Kinnar Akhada, is a religious monastery for transgenders who want to lead an ascetic life as a sadhu formed in 2015 by Laxmi Narayan Tripathi, 40. It is a community which has never been fully accepted into Hindu religious life and rejected by Akhil Bharatiya Akhara Parishad, a body that claims to regulate Hindu monastic organizations in India.

 

Encouraged by Section 377 of Indian Penal Code, for the first time in years the Kinnar Akhada took their rightful place at the Kumbh Mela in Prayagraj this year.

 

For the very first time, the members performed the ritual dip, known as ‘shahi snan’, a holy bath taken by saints of different Akhadas or religious groups in the holy river of Ganga before the other pilgrims on the first day of the auspicious event of Kumbh Mela. This day event of ‘shahi snan’ was traditionally reserved for Hindu priests, almost all of whom used to be men.

 

At the festival, there are 13 religious groups or Akhada that set up camp on the banks of the River Ganga. The umbrella body that oversees the Akhadas initially refused to recognize the Kinnar Akhada as the 14th group.
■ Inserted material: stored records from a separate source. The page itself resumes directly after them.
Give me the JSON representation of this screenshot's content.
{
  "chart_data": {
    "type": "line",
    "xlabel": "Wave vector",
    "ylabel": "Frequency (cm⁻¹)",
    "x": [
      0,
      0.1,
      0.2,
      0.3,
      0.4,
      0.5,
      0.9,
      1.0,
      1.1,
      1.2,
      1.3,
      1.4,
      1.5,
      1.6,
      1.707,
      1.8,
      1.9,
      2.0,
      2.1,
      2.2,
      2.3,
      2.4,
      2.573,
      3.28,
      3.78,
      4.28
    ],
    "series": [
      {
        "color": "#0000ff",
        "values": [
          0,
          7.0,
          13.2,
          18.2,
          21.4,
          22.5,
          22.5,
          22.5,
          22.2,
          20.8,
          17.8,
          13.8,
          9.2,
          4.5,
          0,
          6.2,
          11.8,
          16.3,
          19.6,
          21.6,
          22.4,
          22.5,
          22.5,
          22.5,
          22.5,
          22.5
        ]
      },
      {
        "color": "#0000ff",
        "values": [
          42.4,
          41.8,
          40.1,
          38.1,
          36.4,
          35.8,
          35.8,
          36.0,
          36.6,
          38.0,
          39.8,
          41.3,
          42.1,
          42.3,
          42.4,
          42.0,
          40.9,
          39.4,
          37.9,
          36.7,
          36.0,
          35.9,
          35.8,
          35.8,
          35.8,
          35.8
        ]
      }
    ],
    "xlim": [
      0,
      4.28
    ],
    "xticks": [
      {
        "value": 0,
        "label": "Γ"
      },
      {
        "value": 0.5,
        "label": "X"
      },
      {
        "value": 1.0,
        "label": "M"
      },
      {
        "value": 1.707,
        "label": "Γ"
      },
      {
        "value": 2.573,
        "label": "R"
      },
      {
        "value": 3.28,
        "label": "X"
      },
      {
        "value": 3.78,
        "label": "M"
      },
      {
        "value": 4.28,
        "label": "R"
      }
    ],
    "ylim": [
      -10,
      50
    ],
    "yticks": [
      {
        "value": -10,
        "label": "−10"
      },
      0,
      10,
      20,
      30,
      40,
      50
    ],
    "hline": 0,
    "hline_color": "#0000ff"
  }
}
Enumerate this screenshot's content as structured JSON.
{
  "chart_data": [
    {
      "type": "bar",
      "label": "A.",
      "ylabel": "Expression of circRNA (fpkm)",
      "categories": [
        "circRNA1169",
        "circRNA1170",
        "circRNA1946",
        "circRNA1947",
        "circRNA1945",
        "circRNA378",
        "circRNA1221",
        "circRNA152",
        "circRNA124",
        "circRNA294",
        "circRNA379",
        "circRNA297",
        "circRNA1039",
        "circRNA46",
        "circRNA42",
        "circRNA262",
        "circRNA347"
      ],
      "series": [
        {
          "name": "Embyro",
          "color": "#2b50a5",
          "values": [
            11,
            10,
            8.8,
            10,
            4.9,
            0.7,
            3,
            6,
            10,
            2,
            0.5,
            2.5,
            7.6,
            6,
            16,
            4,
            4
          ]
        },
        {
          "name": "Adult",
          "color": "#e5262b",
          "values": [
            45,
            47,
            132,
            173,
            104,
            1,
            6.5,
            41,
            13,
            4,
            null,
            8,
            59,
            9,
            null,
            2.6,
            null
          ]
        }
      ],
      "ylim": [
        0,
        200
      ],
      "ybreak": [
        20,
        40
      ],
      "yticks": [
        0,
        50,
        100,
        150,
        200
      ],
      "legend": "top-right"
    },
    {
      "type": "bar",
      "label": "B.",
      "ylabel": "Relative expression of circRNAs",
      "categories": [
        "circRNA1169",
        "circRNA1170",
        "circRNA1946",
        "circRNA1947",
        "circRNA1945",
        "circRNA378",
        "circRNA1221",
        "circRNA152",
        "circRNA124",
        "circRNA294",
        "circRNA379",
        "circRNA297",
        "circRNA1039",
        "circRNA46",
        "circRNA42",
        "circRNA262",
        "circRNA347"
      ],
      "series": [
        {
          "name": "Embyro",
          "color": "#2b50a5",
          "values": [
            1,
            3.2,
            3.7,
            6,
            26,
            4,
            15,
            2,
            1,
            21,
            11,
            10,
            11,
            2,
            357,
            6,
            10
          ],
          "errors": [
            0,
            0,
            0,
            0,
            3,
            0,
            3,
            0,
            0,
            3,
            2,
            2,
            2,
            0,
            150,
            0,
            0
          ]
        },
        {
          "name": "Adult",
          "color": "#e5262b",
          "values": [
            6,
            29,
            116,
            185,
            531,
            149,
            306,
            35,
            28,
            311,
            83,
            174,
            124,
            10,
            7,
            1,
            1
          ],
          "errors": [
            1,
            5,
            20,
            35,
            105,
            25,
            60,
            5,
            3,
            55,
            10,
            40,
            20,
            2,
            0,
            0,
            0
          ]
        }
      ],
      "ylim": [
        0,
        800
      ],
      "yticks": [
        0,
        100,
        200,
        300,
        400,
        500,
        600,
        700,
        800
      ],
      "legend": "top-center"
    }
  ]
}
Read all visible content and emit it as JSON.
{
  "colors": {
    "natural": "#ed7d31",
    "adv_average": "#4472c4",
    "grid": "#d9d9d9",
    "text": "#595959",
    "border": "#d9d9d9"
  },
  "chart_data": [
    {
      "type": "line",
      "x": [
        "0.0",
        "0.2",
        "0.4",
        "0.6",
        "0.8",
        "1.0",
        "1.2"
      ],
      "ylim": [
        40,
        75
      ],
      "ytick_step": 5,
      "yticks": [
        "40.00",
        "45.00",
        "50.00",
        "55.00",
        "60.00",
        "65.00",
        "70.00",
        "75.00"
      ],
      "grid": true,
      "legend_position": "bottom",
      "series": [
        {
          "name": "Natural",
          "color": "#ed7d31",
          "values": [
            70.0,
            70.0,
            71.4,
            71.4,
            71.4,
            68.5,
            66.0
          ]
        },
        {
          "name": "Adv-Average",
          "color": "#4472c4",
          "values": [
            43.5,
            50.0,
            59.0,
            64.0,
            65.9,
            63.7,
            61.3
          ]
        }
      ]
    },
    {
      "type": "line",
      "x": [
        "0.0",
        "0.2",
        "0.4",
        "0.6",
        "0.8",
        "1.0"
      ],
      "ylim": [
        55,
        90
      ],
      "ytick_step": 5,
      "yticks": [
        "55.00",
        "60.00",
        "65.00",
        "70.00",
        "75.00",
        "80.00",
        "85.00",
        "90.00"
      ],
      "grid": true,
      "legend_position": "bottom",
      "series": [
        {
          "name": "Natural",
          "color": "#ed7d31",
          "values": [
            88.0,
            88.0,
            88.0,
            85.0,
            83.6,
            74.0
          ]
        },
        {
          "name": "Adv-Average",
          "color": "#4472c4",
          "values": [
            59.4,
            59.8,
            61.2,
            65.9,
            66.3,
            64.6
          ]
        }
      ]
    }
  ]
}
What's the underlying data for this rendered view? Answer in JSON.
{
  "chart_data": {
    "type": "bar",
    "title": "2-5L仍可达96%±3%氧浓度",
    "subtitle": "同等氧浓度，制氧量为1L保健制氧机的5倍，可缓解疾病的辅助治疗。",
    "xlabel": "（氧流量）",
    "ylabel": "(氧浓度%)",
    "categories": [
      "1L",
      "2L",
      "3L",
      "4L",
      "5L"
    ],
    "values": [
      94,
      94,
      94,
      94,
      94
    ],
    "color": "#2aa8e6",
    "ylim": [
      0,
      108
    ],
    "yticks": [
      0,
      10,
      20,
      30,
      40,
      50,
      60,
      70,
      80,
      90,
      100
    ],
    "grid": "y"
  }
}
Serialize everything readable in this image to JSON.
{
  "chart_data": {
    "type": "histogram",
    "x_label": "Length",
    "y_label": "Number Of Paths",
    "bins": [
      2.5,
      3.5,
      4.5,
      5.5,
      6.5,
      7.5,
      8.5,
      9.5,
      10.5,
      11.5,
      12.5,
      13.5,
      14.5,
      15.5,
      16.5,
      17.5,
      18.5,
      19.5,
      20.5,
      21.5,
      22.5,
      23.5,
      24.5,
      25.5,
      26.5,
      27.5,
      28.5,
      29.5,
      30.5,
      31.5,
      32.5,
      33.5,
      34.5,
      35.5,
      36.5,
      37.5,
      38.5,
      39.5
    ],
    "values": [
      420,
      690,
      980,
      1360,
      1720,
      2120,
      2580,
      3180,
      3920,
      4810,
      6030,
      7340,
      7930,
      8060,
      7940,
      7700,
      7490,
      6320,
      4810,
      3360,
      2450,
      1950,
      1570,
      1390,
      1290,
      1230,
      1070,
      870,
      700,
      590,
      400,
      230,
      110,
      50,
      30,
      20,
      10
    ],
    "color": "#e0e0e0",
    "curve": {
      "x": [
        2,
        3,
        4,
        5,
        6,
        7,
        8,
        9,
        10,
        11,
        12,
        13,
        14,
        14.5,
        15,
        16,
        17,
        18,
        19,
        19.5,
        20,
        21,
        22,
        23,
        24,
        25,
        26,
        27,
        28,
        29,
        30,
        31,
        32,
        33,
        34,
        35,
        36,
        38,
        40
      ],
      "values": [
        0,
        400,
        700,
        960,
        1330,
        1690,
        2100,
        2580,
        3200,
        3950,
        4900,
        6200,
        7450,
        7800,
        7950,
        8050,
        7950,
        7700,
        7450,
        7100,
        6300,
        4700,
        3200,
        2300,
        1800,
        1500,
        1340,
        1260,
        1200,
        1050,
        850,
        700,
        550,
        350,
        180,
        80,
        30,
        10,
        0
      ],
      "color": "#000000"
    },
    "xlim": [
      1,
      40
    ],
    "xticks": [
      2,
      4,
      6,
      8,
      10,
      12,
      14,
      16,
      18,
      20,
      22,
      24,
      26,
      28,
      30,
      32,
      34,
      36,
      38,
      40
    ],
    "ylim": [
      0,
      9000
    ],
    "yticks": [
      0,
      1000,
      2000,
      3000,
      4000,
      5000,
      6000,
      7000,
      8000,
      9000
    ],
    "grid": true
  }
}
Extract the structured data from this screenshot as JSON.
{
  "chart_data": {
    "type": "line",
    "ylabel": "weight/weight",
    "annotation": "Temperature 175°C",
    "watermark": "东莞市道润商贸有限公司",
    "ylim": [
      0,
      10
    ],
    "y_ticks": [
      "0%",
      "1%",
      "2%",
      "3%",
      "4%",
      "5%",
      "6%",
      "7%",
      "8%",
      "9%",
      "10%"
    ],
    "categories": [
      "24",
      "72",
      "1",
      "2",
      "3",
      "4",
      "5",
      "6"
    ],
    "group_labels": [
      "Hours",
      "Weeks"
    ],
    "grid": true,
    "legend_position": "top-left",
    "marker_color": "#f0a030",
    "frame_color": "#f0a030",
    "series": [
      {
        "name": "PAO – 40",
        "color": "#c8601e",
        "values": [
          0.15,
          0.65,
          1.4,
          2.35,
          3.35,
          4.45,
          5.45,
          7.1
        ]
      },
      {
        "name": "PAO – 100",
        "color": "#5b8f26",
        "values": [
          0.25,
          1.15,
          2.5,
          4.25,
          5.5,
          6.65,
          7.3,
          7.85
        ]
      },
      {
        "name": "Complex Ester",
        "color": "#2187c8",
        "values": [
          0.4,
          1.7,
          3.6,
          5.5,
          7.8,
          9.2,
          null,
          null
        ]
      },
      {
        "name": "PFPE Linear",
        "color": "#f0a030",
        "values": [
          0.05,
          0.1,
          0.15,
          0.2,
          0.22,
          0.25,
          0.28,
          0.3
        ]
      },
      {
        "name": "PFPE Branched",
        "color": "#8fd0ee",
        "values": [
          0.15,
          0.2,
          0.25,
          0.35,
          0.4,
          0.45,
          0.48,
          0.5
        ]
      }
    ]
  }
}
But with Laxmi Tripathi’s close bonds with the largest of the other religious groups at the Kumbh Mela, the Juna Akhara they were able to get the permission to bathe at the holy Ganges together.

 

At the banks of the Ganges, Tripathi met with Hari Giri, the leader of Juna Akhara where he told her that her Kinnar Akhara “was there, is there, and will always be there”. This step of the community marked “an iconic moment in the history of transgenders, as they found a pathway to enter into religion with a redefined identity to herald the most awaited need of peace and humanity.”

 

“We are not celibate. We are demigods, not saints. We have our own rules.” – Laxmi Narayan Tripathi.

 

We are like books, we wait for someone to find us and open us to see what’s inside.